Besonders die aktuelle weltweite Finanzmarktkrise macht deutlich, dass die Finanzmärkte aus dem Ruder gelaufen sind. Noch vor wenigen Jahren wäre es undenkbar gewesen, dass eine wirtschaftliche Krise in einem Wirtschaftszweig eines Landes, wie die Immobilienkrise in den USA, in kurzer Zeit die gesamte Weltwirtschaft in Mitleidenschaft zieht.
Die Globalisierung des Finanzsystems auf der Basis eines kurzfristig an den Interessen der Investoren orientierten Finanzsystems gefährdet auch bisher sehr stabile und gut funktionierende Finanzmärkte. Die immer weiter gehende alleinige Orientierung der Geschäftspolitik der Unternehmen auf die Entwicklung der Aktienkurse und der Profitrate hat wesentliche negative Effekte auf Arbeitnehmer, Kunden und die Gesellschaft.
Außer Deregulierung wurden im Finanzsektor auch neue Vergütungssysteme eingeführt, die nicht nur eine teilweise nicht mehr nachvollziehbare Erhöhung von Manager-Bezügen zur Folge hatten, sondern aufgrund der Tatsache, dass diese Systeme vorrangig auf kurzfristigen Erfolg ausgelegt waren, auch zu entsprechend falschen unternehmerischen Entscheidungen führten.
Wir müssen die von der Branche eingeschlagene Richtung umkehren, um den Wohlstand und die Zukunft der Menschen großer Teile der Gesellschaft nicht zu gefährden und eine möglichst kontinuierliche Entwicklung der Volkswirtschaften zu ermöglichen.

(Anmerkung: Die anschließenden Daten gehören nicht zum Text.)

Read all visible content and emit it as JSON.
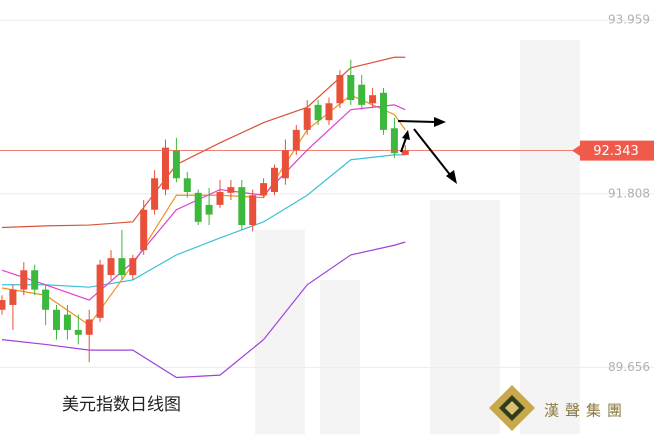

Dazu bedarf es neuer Regulierungen auf nationaler und internationaler Ebene, die sicherstellen, dass Fehlentwicklungen in einzelnen Bereichen schneller sichtbar werden und die negativen Auswirkungen solcher Fehlentwicklungen begrenzt bleiben.
UNI-Europa Finanz fordert deshalb folgende Maßnahmen für eine bessere Regulierung der Finanzmärkte:
1. Transparenz erhöhen
Alle Risiken, die ein Finanzdienstleistungsunternehmen eingegangen ist, müssen auch aus der Bilanz erkennbar sein. Dazu zählen alle Eventualverbindlichkeiten. Weiterhin darf es nicht mehr möglich sein, Geschäfte über andere Gesellschaften, wie z.B. Conduits, abzuwickeln, ohne dass diese in der Bilanz auftauchen.
Wichtig ist, dass alle Akteure auf den Finanzmärkten den gleichen Verpflichtungen und Kontrollen unterliegen. Auch Hedgefonds, Sovereign Wealth Funds (staatlich kontrollierte Fondsgesellschaften) und Private Equity-Gesellschaften müssen den gleichen Transparenzvorschriften unterliegen, wie Banken und Versicherungen.
2. Der gesamte Finanzsektor muss aufsichtsrechtlich geregelt werden
Während jede kleine regionale Bank oder Versicherung in Europa strengen aufsichtsrechtlichen Kontrollen unterliegt, gilt dieses z.B. für große Hedgefonds, Sovereign Wealth Funds oder Pensionskassen nicht. Das muss geändert werden. Es bedarf einer einheitlichen Kontrolle für alle Akteure auf den Finanzmärkten.
Finanzgeschäfte von z.B. europäischen Unternehmen mit Unternehmen aus Off-Shore Finanzzentren, die keiner vergleichbaren Kontrolle unterliegen wie in Europa, müssen verboten werden.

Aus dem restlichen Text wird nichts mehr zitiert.